Of course the Canon 1Ds MKIII is a 21MP camera and the Nikon D3 is a 12MP camera. This made for a difficult if not unfair comparison in many respects. How to you frame the shot? Same image size or same resolution? I don't know. Both approaches are flawed.
In the end I said, screw it. I don't have all the answers. Let's just shoot a head and shoulder and see what we get. Whichever way I do it someone in the online world with greater tribal loyalties than common sense will get pissed off and claim foul, so I'll just do a test that satisfies my curiosity, and people can natter about it one way or the other if they wish.
Michael, I find it odd that you conducted the D3 vs 1Ds3 comparison in such a casual manner when a much more rigorous method of comparing across formats had already been established in
Measuring Megabytes – The Great Luminous Landscape 2006 State-of-The-Art Shootout.
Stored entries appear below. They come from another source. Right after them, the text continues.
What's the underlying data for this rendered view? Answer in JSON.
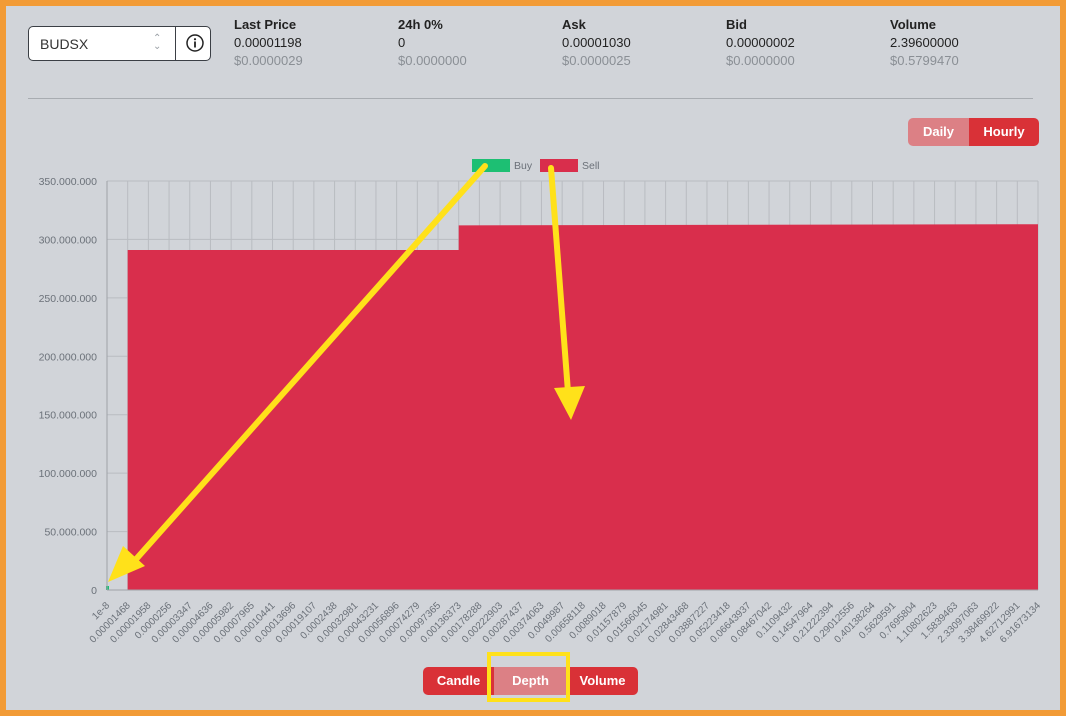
{
  "pair_select": {
    "value": "BUDSX"
  },
  "stats": [
    {
      "label": "Last Price",
      "value": "0.00001198",
      "usd": "$0.0000029"
    },
    {
      "label": "24h 0%",
      "value": "0",
      "usd": "$0.0000000"
    },
    {
      "label": "Ask",
      "value": "0.00001030",
      "usd": "$0.0000025"
    },
    {
      "label": "Bid",
      "value": "0.00000002",
      "usd": "$0.0000000"
    },
    {
      "label": "Volume",
      "value": "2.39600000",
      "usd": "$0.5799470"
    }
  ],
  "period_toggle": {
    "daily": "Daily",
    "hourly": "Hourly",
    "active": "Hourly"
  },
  "chart_tabs": {
    "candle": "Candle",
    "depth": "Depth",
    "volume": "Volume",
    "active": "Depth"
  },
  "colors": {
    "accent": "#d93137",
    "accent_light": "#dc8085",
    "buy": "#1dbf73",
    "sell": "#d92e4c",
    "annotation": "#ffe11a"
  },
  "chart_data": {
    "type": "area",
    "legend": [
      {
        "name": "Buy",
        "color": "#1dbf73"
      },
      {
        "name": "Sell",
        "color": "#d92e4c"
      }
    ],
    "legend_position": "top-center",
    "grid": true,
    "ylim": [
      0,
      350000000
    ],
    "yticks": [
      "350.000.000",
      "300.000.000",
      "250.000.000",
      "200.000.000",
      "150.000.000",
      "100.000.000",
      "50.000.000",
      "0"
    ],
    "xticks": [
      "1e-8",
      "0.00001468",
      "0.00001958",
      "0.0000256",
      "0.00003347",
      "0.00004636",
      "0.00005982",
      "0.00007965",
      "0.00010441",
      "0.00013696",
      "0.00019107",
      "0.0002438",
      "0.00032981",
      "0.00043231",
      "0.00056896",
      "0.00074279",
      "0.00097365",
      "0.00136373",
      "0.00178288",
      "0.00222903",
      "0.00287437",
      "0.00374063",
      "0.0049987",
      "0.00658118",
      "0.0089018",
      "0.01157879",
      "0.01566045",
      "0.02174981",
      "0.02843468",
      "0.03887227",
      "0.05223418",
      "0.06643937",
      "0.08467042",
      "0.1109432",
      "0.14547964",
      "0.21222394",
      "0.29012556",
      "0.40138264",
      "0.5629591",
      "0.7695804",
      "1.10802623",
      "1.5839463",
      "2.33097063",
      "3.38469922",
      "4.62712991",
      "6.91673134"
    ],
    "series": [
      {
        "name": "Buy",
        "values": [
          {
            "x": "1e-8",
            "y": 0
          }
        ]
      },
      {
        "name": "Sell",
        "values": [
          {
            "x": "0.00001468",
            "y": 271000000
          },
          {
            "x": "0.00001468",
            "y": 291000000
          },
          {
            "x": "0.00136373",
            "y": 291000000
          },
          {
            "x": "0.00136373",
            "y": 312000000
          },
          {
            "x": "6.91673134",
            "y": 313000000
          }
        ]
      }
    ]
  }
}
The method was as follows:
1. Frame for same image size--as this is how people will use the camera. No matter what the resolution people should always try to fill the frame with the subject, this is just correct photography technique, no?
2. Resize all images to the same resolution for display--and this should not be the native resolution of either or any of the cameras being compared, because resizing is a lossy operation and no camera should gain an unfair advantage by not being required to go through this step. E.g. in the 1Ds3 vs D3 shootout, choose a resolution that is middle ground between the two cameras and size up the D3 image and size down the 1Ds3 image.
The article goes into further detail about RAW development, curves, etc. but on the matter of sharpening, I would add that if it came to sharpening 'to taste', I found it helpful to do one of the following:
-leave the noisiest image untouched and sharpen other images until they are as noisy, then see which image is the sharpest; or
-leave the sharpest-looking image untouched and sharpen other images until they are as sharp-looking, then see which image is most noisy.
(I find that it is easier to gauge subjective noise levels than sharpness, so I've mostly settled on the first method.)